Enfin, une troisième source de financement passe par le remise en cause de la répartition des richesses.

• Ce n’est pas la voie suivie par le gouvernement…
Dans les faits, le gouvernement remet en cause le repère collectif du départ en retraite à 60 ans, en allongeant la cotisation du secteur public de 37,5 à 40 annuités et par son système de décote et surcote. Le ministre Fillon dit : "Celui qui veut partir à 60 ans peut le faire", mais les trimestres manquants remettent en cause cette possibilité d’accéder à une retraite à taux plein. De fait, la quasi-totalité des salariés devront travailler au-delà de 60 ans. Et lorsque M. Fillon propose un taux de remplacement des 2/3 (66%), c’est une autre façon de remettre en cause la retraite à taux plein.

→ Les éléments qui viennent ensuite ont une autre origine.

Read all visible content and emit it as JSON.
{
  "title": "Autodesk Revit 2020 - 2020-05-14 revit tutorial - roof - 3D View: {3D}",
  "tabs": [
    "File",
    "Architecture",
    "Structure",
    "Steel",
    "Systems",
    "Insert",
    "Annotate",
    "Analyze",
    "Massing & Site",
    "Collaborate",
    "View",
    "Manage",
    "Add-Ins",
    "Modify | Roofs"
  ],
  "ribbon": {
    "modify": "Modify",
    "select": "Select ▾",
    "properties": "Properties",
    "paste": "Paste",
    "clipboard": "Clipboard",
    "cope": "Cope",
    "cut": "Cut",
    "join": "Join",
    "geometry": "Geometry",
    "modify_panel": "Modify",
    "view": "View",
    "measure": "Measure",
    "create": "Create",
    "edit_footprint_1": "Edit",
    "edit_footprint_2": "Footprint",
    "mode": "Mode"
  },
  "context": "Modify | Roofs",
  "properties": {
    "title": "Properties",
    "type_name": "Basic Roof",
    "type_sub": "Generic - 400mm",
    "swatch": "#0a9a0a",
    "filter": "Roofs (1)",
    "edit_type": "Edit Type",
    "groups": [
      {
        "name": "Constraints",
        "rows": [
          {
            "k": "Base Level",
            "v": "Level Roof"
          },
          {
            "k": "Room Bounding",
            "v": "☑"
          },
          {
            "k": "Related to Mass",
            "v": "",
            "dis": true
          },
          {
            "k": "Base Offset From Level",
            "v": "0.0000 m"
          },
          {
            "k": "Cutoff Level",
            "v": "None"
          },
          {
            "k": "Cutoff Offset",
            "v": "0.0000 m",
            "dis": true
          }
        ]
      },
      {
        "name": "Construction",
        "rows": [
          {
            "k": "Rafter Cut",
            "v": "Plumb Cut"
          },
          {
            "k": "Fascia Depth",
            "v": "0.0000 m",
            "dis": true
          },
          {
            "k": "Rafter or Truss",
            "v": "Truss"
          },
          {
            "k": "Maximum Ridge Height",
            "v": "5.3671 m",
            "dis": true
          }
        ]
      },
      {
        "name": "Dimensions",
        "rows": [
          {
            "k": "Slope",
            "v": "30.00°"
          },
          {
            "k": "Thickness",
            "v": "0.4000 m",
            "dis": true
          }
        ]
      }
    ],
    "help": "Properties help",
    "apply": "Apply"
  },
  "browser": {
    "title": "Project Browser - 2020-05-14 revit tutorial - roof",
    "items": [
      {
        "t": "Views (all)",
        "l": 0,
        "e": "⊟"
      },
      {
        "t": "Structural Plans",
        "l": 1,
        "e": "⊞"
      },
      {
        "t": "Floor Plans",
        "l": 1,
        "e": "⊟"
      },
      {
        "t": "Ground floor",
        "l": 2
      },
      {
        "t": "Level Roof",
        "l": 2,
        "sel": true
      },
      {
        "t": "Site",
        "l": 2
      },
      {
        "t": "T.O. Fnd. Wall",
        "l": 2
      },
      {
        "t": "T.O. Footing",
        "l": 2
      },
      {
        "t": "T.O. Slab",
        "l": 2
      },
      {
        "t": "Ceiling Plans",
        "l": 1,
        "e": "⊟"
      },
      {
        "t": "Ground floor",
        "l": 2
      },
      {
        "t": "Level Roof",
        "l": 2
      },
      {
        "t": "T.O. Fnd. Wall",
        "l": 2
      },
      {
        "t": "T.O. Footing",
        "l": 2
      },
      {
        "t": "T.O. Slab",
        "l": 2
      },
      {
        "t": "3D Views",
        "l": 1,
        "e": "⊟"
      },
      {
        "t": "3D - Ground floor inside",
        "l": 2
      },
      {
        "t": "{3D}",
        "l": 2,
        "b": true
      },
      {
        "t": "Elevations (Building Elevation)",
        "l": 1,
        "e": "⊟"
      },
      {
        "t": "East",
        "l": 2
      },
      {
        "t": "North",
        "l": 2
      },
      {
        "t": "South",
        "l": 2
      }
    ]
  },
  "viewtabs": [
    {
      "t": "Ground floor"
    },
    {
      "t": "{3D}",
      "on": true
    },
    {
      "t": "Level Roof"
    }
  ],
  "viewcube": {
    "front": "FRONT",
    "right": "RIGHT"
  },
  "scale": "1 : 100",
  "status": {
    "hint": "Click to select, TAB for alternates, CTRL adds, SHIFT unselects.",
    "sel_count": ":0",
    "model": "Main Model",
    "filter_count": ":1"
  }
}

Par ailleurs, le ministre renvoie l’examen de notre proposition sur les départs anticipés à des discussions de branche, c’est-à-dire à plus tard. Il remplace la validation de l’inactivité par une proposition de « rachat des annuités » : comment des chômeurs pourraient-il y parvenir si de nombreux salariés déjà ne peuvent pas le faire ? Ensuite, la politique du plein emploi n’est vraiment pas la priorité du gouvernement : il suffit de voir sa gestion des emplois aidés.
Sur la question du financement, le gouvernement ne veut rien changer, alors que tout le monde sait qu’il y aura des retraités en plus. Donc forcément les pensions en seront diminuées. Pris en étau par les critères de Maastricht et par un patronat qui ne veut pas mettre un franc de plus - pas non plus une part augmentée du PIB - le gouvernement est devant la quadrature du cercle.

• Et il décide d’une attaque frontale contre les cotisations et contre les salariés ?
Ses propositions de financement sont à trois étages, avec les régimes de base, les régimes complémentaires et la capitalisation, présentée comme une "option" : « pour ceux qui veulent »… En réalité, la capitalisation a un effet cannibale parce qu’elle pousse à des salaires plus bas, donc à des cotisations plus faibles. Donc à une tentation de capitaliser. C’est le loup dans la bergerie.
I di i pran in pié, mé i pran in karo…
Nous sommes devant un fossé béant entre les propositions des représentants des salariés et la position du gouvernement, aligné sur les ultra libéraux européens et sur le patronat. Il ne reste que la mobilisation massive. Nous sommes devant un mouvement social ascendant, qui n’a pas fini de grandir. La question est : comment bâtir des revendications convergentes ? La réponse sera peut-être dans la mobilisation du 1er mai.